If legal and regulatory frameworks combine with collective and collaborative engagement to guide China and its companies on a pathway (as with decarbonisation and net-zero initiatives), there may also be meaningful incentives to address social and governance issues. While exclusion may be a simpler answer, we believe we should attempt to use whatever influence we can exert to achieve genuine transition. On the governance side, it is notable how Chinese companies have evolved and continue to develop their disclosures and investor engagements based on normalising expectations.
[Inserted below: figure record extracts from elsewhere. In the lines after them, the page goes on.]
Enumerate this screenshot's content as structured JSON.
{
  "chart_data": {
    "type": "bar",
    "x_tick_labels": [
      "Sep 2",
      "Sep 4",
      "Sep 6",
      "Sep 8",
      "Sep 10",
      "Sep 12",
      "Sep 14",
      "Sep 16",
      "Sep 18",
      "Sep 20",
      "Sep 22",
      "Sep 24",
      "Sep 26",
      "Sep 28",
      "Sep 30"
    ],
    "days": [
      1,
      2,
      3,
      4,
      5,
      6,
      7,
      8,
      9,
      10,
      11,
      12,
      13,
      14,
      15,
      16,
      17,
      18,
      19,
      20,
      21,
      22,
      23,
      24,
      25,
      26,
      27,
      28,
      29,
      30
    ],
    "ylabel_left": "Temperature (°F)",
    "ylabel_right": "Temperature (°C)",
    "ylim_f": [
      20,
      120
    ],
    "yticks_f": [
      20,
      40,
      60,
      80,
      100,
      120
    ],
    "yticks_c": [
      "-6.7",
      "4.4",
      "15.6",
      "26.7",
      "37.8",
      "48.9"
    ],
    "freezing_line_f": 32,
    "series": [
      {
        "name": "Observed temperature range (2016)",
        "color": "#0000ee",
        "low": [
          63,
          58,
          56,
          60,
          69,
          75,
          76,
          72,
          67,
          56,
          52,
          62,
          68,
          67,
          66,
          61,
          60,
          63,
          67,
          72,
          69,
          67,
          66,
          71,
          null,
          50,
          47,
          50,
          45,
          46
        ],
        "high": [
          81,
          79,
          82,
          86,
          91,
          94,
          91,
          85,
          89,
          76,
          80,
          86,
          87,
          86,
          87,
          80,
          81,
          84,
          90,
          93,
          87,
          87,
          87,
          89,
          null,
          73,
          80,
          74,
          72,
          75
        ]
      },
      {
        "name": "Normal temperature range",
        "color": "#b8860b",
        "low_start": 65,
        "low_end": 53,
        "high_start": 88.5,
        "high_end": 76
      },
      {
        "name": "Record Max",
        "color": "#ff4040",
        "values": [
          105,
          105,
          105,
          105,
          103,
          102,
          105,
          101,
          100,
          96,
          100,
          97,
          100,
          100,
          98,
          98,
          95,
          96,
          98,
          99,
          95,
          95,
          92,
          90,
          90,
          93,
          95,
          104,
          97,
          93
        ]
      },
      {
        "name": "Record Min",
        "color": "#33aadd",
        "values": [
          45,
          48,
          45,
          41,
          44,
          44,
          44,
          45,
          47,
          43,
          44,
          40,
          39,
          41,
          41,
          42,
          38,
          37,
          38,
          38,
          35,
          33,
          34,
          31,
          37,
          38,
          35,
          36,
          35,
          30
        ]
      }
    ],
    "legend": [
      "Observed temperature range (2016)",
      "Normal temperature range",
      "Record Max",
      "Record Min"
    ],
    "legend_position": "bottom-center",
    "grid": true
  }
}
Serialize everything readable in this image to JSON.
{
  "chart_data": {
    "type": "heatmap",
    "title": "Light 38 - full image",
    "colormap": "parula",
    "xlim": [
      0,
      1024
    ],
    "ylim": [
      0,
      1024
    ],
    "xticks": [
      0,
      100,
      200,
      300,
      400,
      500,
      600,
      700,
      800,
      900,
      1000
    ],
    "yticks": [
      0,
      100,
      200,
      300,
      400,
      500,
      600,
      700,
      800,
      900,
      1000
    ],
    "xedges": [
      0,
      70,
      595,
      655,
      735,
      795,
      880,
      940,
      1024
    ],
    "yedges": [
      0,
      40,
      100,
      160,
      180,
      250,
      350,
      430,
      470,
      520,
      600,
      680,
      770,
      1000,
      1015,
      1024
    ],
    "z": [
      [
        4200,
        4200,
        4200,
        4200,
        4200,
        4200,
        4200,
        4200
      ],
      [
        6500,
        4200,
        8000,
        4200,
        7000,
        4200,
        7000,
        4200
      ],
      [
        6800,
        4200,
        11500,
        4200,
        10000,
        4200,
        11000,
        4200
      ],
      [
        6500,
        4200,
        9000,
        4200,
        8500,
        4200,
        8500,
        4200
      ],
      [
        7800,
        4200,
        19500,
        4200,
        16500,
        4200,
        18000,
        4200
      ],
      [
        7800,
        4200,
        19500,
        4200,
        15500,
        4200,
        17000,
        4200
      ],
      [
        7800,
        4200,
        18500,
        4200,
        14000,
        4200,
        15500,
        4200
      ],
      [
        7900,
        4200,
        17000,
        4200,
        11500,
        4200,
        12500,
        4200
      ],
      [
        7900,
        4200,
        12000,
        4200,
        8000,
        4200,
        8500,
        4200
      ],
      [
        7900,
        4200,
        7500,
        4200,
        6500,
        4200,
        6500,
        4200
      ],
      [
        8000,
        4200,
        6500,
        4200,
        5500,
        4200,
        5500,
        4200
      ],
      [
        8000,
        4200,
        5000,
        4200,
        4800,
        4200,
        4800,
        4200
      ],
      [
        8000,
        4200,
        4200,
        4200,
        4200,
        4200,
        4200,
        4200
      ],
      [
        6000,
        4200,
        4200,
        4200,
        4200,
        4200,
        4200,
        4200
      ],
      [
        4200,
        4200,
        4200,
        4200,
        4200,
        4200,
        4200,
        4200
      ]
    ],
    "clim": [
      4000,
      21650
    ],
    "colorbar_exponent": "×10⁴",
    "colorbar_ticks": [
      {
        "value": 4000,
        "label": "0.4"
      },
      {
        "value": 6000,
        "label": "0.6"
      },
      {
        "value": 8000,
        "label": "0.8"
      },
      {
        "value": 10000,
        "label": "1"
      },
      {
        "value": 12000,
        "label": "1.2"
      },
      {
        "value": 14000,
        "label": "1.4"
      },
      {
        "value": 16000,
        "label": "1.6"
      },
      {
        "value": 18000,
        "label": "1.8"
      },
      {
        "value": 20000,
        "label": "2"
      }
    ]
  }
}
Avoiding geopolitical parallels

On the geopolitical front, we acknowledge heightened nervousness around Taiwan, driven in part by a perceived parallel with Ukraine. We think the parallels are misplaced, and that the differences are greater than the similarities. It is worth reiterating that the delicate situation with Taiwan has been the status quo for decades. Moreover, China is not Russia, and all countries will have learned important lessons from the events of the last year.

We recognise that the transition pathway for sustainability can be complex, challenging, uneven and divisive on many fronts – China is no different. As a firm, we prefer to engage rather than exclude but within clear guidelines – by having an expanded presence in Shanghai, we are better positioned to target this. China operates based on Five-Year Plans and when the 14th Plan was introduced in 2021, there was a clear shift from quantitative growth to quality development. As China approaches its 15th Plan for 2026, there is an opportunity to contribute to the country’s development strategy.